Chapter 4 where the mother freaks out on her kids: The grandfather has the dialogue at first, then the mother starts disciplining her children and the girl is back to narrating. I think I understand the "religious rearing" aspect. The grandfather walked into his daughter's house and sees that his grandchildren are not behaving according to what he feels is the proper Christian way. Grandpa and the kids are having a normal conversation until Mom gets back, and then the kids go off to play because kids get bored listening to adult conversations. The grandfather's judgment weighs heavily on the mother, who then takes her anger out on the children. It's sad, but understandable why the mother would punish her children in this instance. She was raised to act a certain way and when her children don’t act that way, she feels guilty for letting her father down. She was forced to adhere to all the Christian doctrines when she was a child, and now she probably looks back on her childhood and wants more than to punish her children all the time. It is an example of the mother's conflicting ideas of spirituality, which the girl seems to be having as well.

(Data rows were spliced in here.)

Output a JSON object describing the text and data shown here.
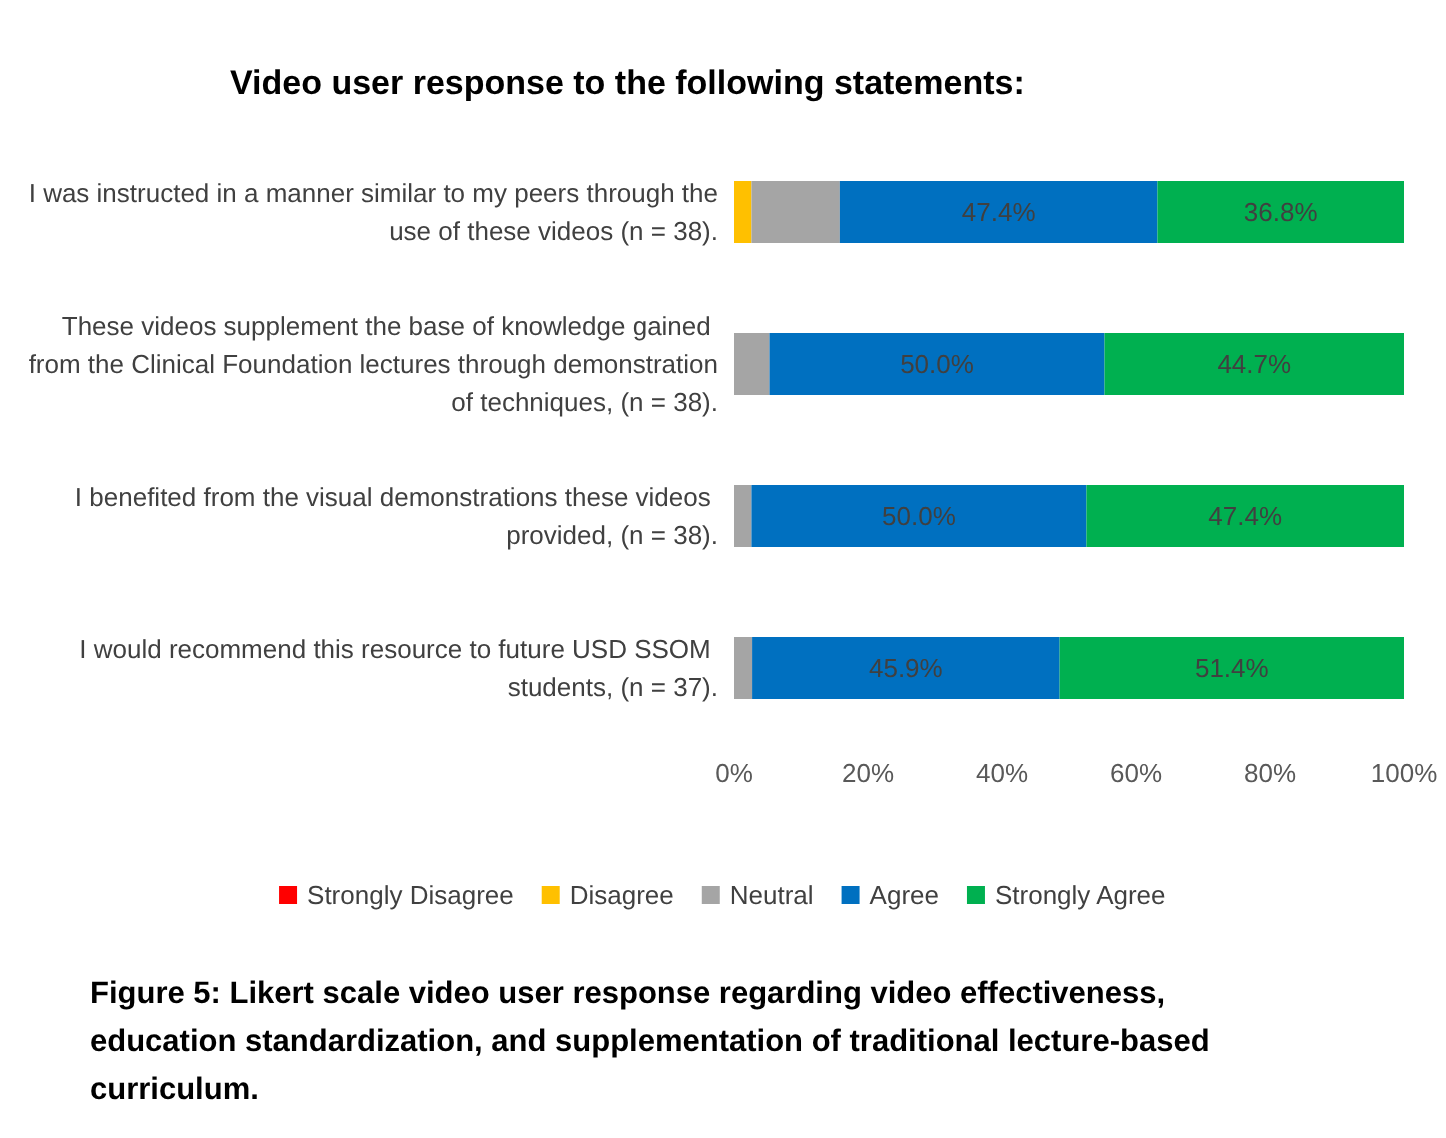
{
  "chart_data": {
    "type": "bar",
    "orientation": "horizontal",
    "stacked": true,
    "title": "Video user response to the following statements:",
    "categories": [
      "I was instructed in a manner similar to my peers through the use of these videos (n = 38).",
      "These videos supplement the base of knowledge gained from the Clinical Foundation lectures through demonstration of techniques, (n = 38).",
      "I benefited from the visual demonstrations these videos provided, (n = 38).",
      "I would recommend this resource to future USD SSOM students, (n = 37)."
    ],
    "series": [
      {
        "name": "Strongly Disagree",
        "color": "#ff0000",
        "values": [
          0,
          0,
          0,
          0
        ]
      },
      {
        "name": "Disagree",
        "color": "#ffc000",
        "values": [
          2.6,
          0,
          0,
          0
        ]
      },
      {
        "name": "Neutral",
        "color": "#a5a5a5",
        "values": [
          13.2,
          5.3,
          2.6,
          2.7
        ]
      },
      {
        "name": "Agree",
        "color": "#0070c0",
        "values": [
          47.4,
          50.0,
          50.0,
          45.9
        ],
        "value_labels": [
          "47.4%",
          "50.0%",
          "50.0%",
          "45.9%"
        ]
      },
      {
        "name": "Strongly Agree",
        "color": "#00b050",
        "values": [
          36.8,
          44.7,
          47.4,
          51.4
        ],
        "value_labels": [
          "36.8%",
          "44.7%",
          "47.4%",
          "51.4%"
        ]
      }
    ],
    "xlim": [
      0,
      100
    ],
    "xticks": [
      {
        "value": 0,
        "label": "0%"
      },
      {
        "value": 20,
        "label": "20%"
      },
      {
        "value": 40,
        "label": "40%"
      },
      {
        "value": 60,
        "label": "60%"
      },
      {
        "value": 80,
        "label": "80%"
      },
      {
        "value": 100,
        "label": "100%"
      }
    ],
    "grid": false,
    "legend": "bottom",
    "annotations": [
      "Figure 5: Likert scale video user response regarding video effectiveness, education standardization, and supplementation of traditional lecture-based curriculum."
    ]
  }
}
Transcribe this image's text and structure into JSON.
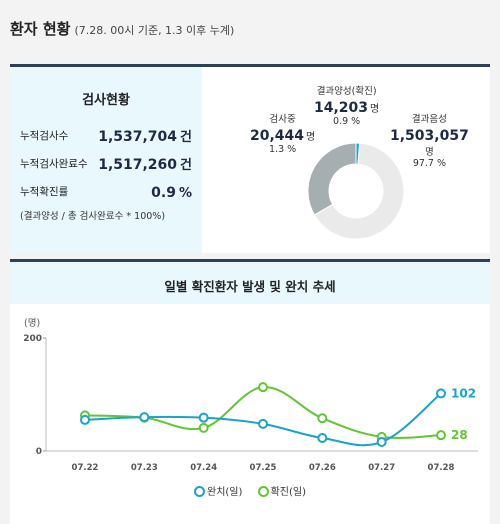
{
  "header": {
    "title": "환자 현황",
    "subtitle": "(7.28. 00시 기준, 1.3 이후 누계)"
  },
  "tests": {
    "title": "검사현황",
    "rows": [
      {
        "label": "누적검사수",
        "value": "1,537,704",
        "unit": "건"
      },
      {
        "label": "누적검사완료수",
        "value": "1,517,260",
        "unit": "건"
      },
      {
        "label": "누적확진률",
        "value": "0.9",
        "unit": "%"
      }
    ],
    "note": "(결과양성 / 총 검사완료수 * 100%)"
  },
  "donut": {
    "in_progress": {
      "label": "검사중",
      "count": "20,444",
      "unit": "명",
      "pct": "1.3 %"
    },
    "positive": {
      "label": "결과양성(확진)",
      "count": "14,203",
      "unit": "명",
      "pct": "0.9 %"
    },
    "negative": {
      "label": "결과음성",
      "count": "1,503,057",
      "unit": "명",
      "pct": "97.7 %"
    },
    "colors": {
      "in_progress": "#a6aeb2",
      "positive": "#19a7d8",
      "negative": "#eaeaea"
    },
    "fractions": {
      "positive": 0.009,
      "negative": 0.977,
      "in_progress": 0.013
    }
  },
  "chart_data": {
    "type": "line",
    "title": "일별 확진환자 발생 및 완치 추세",
    "ylabel": "(명)",
    "ylim": [
      0,
      200
    ],
    "ytick_labels": [
      "0",
      "200"
    ],
    "categories": [
      "07.22",
      "07.23",
      "07.24",
      "07.25",
      "07.26",
      "07.27",
      "07.28"
    ],
    "series": [
      {
        "name": "완치(일)",
        "color": "#1aa3cc",
        "values": [
          55,
          60,
          59,
          48,
          23,
          16,
          102
        ],
        "end_label": "102"
      },
      {
        "name": "확진(일)",
        "color": "#62c633",
        "values": [
          63,
          59,
          41,
          113,
          58,
          25,
          28
        ],
        "end_label": "28"
      }
    ],
    "legend_position": "bottom"
  }
}
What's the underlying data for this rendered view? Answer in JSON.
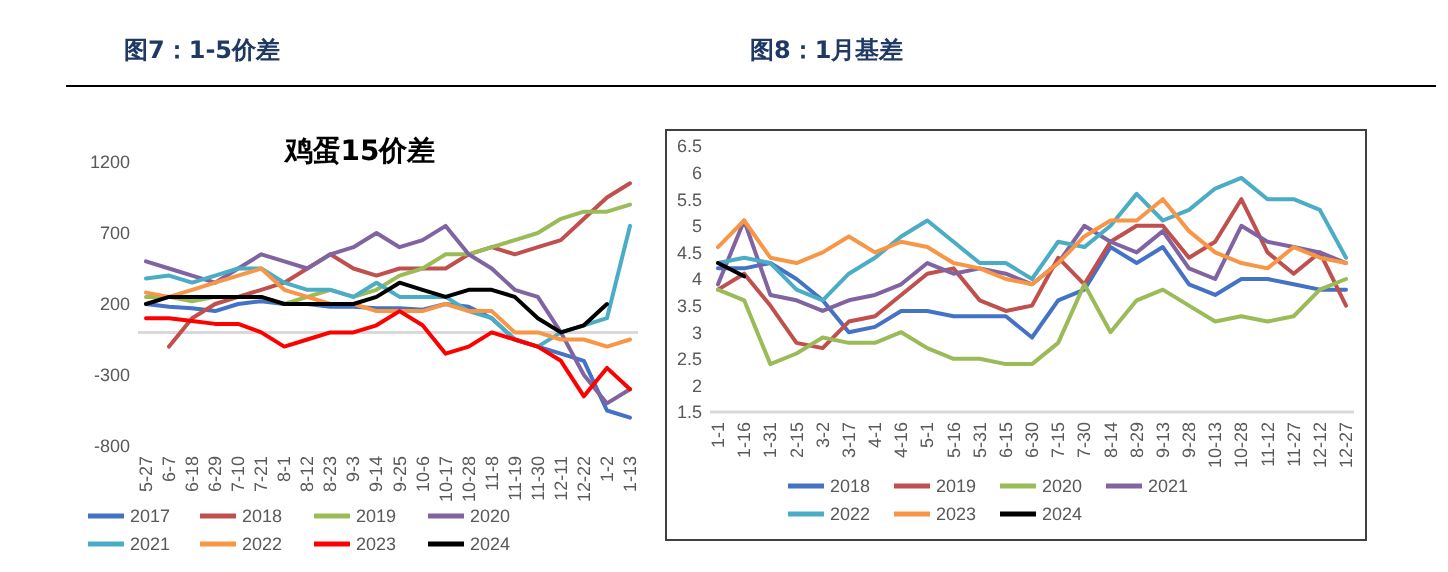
{
  "chart_data": [
    {
      "type": "line",
      "title": "图7：1-5价差",
      "subtitle": "鸡蛋15价差",
      "categories": [
        "5-27",
        "6-7",
        "6-18",
        "6-29",
        "7-10",
        "7-21",
        "8-1",
        "8-12",
        "8-23",
        "9-3",
        "9-14",
        "9-25",
        "10-6",
        "10-17",
        "10-28",
        "11-8",
        "11-19",
        "11-30",
        "12-11",
        "12-22",
        "1-2",
        "1-13"
      ],
      "ylim": [
        -800,
        1200
      ],
      "yticks": [
        -800,
        -300,
        200,
        700,
        1200
      ],
      "legend": "bottom",
      "series": [
        {
          "name": "2017",
          "color": "#4472c4",
          "values": [
            200,
            180,
            170,
            150,
            200,
            220,
            200,
            200,
            180,
            180,
            170,
            170,
            160,
            200,
            180,
            100,
            -50,
            -100,
            -150,
            -200,
            -550,
            -600
          ]
        },
        {
          "name": "2018",
          "color": "#c0504d",
          "values": [
            null,
            -100,
            100,
            200,
            250,
            300,
            350,
            450,
            550,
            450,
            400,
            450,
            450,
            450,
            550,
            600,
            550,
            600,
            650,
            800,
            950,
            1050
          ]
        },
        {
          "name": "2019",
          "color": "#9bbb59",
          "values": [
            250,
            250,
            220,
            250,
            250,
            250,
            200,
            250,
            300,
            250,
            300,
            400,
            450,
            550,
            550,
            600,
            650,
            700,
            800,
            850,
            850,
            900
          ]
        },
        {
          "name": "2020",
          "color": "#8064a2",
          "values": [
            500,
            450,
            400,
            350,
            450,
            550,
            500,
            450,
            550,
            600,
            700,
            600,
            650,
            750,
            550,
            450,
            300,
            250,
            0,
            -300,
            -500,
            -400
          ]
        },
        {
          "name": "2021",
          "color": "#4bacc6",
          "values": [
            380,
            400,
            350,
            400,
            450,
            450,
            350,
            300,
            300,
            250,
            350,
            250,
            250,
            250,
            150,
            100,
            -50,
            -100,
            0,
            50,
            100,
            750
          ]
        },
        {
          "name": "2022",
          "color": "#f79646",
          "values": [
            280,
            250,
            300,
            350,
            400,
            450,
            300,
            250,
            200,
            200,
            150,
            150,
            150,
            200,
            150,
            150,
            0,
            0,
            -50,
            -50,
            -100,
            -50
          ]
        },
        {
          "name": "2023",
          "color": "#ff0000",
          "values": [
            100,
            100,
            80,
            60,
            60,
            0,
            -100,
            -50,
            0,
            0,
            50,
            150,
            50,
            -150,
            -100,
            0,
            -50,
            -100,
            -200,
            -450,
            -250,
            -400
          ]
        },
        {
          "name": "2024",
          "color": "#000000",
          "values": [
            200,
            250,
            250,
            250,
            250,
            250,
            200,
            200,
            200,
            200,
            250,
            350,
            300,
            250,
            300,
            300,
            250,
            100,
            0,
            50,
            200,
            null
          ]
        }
      ]
    },
    {
      "type": "line",
      "title": "图8：1月基差",
      "categories": [
        "1-1",
        "1-16",
        "1-31",
        "2-15",
        "3-2",
        "3-17",
        "4-1",
        "4-16",
        "5-1",
        "5-16",
        "5-31",
        "6-15",
        "6-30",
        "7-15",
        "7-30",
        "8-14",
        "8-29",
        "9-13",
        "9-28",
        "10-13",
        "10-28",
        "11-12",
        "11-27",
        "12-12",
        "12-27"
      ],
      "ylim": [
        1.5,
        6.5
      ],
      "yticks": [
        1.5,
        2,
        2.5,
        3,
        3.5,
        4,
        4.5,
        5,
        5.5,
        6,
        6.5
      ],
      "legend": "bottom",
      "series": [
        {
          "name": "2018",
          "color": "#4472c4",
          "values": [
            4.2,
            4.2,
            4.3,
            4.0,
            3.6,
            3.0,
            3.1,
            3.4,
            3.4,
            3.3,
            3.3,
            3.3,
            2.9,
            3.6,
            3.8,
            4.6,
            4.3,
            4.6,
            3.9,
            3.7,
            4.0,
            4.0,
            3.9,
            3.8,
            3.8
          ]
        },
        {
          "name": "2019",
          "color": "#c0504d",
          "values": [
            3.8,
            4.1,
            3.5,
            2.8,
            2.7,
            3.2,
            3.3,
            3.7,
            4.1,
            4.2,
            3.6,
            3.4,
            3.5,
            4.4,
            3.9,
            4.7,
            5.0,
            5.0,
            4.4,
            4.7,
            5.5,
            4.5,
            4.1,
            4.5,
            3.5
          ]
        },
        {
          "name": "2020",
          "color": "#9bbb59",
          "values": [
            3.8,
            3.6,
            2.4,
            2.6,
            2.9,
            2.8,
            2.8,
            3.0,
            2.7,
            2.5,
            2.5,
            2.4,
            2.4,
            2.8,
            3.9,
            3.0,
            3.6,
            3.8,
            3.5,
            3.2,
            3.3,
            3.2,
            3.3,
            3.8,
            4.0
          ]
        },
        {
          "name": "2021",
          "color": "#8064a2",
          "values": [
            3.9,
            5.1,
            3.7,
            3.6,
            3.4,
            3.6,
            3.7,
            3.9,
            4.3,
            4.1,
            4.2,
            4.1,
            3.9,
            4.3,
            5.0,
            4.7,
            4.5,
            4.9,
            4.2,
            4.0,
            5.0,
            4.7,
            4.6,
            4.5,
            4.3
          ]
        },
        {
          "name": "2022",
          "color": "#4bacc6",
          "values": [
            4.3,
            4.4,
            4.3,
            3.8,
            3.6,
            4.1,
            4.4,
            4.8,
            5.1,
            4.7,
            4.3,
            4.3,
            4.0,
            4.7,
            4.6,
            5.0,
            5.6,
            5.1,
            5.3,
            5.7,
            5.9,
            5.5,
            5.5,
            5.3,
            4.4
          ]
        },
        {
          "name": "2023",
          "color": "#f79646",
          "values": [
            4.6,
            5.1,
            4.4,
            4.3,
            4.5,
            4.8,
            4.5,
            4.7,
            4.6,
            4.3,
            4.2,
            4.0,
            3.9,
            4.3,
            4.8,
            5.1,
            5.1,
            5.5,
            4.9,
            4.5,
            4.3,
            4.2,
            4.6,
            4.4,
            4.3
          ]
        },
        {
          "name": "2024",
          "color": "#000000",
          "values": [
            4.3,
            4.05,
            null,
            null,
            null,
            null,
            null,
            null,
            null,
            null,
            null,
            null,
            null,
            null,
            null,
            null,
            null,
            null,
            null,
            null,
            null,
            null,
            null,
            null,
            null
          ]
        }
      ]
    }
  ]
}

One section that gave me difficulty...

The girl drawing on the picture of Jesus, drawing blood coming from his eye (knows that she’s defacing god's image): "I'd like to hear him crying, screaming most of all. How bad was it Jesus? Mr. Jesus Christ. I thought Christ was his second name.” It looks like she is making Christ suffer more by drawing more blood on him, giving him more wounds, digging in with the marker. Is the girl just trying to wrap her head around God? Or is she grappling with his dual nature/ humanity of God? It seems like she wants to know and understand him. She could be trying to relate to him by asking him how much it hurt.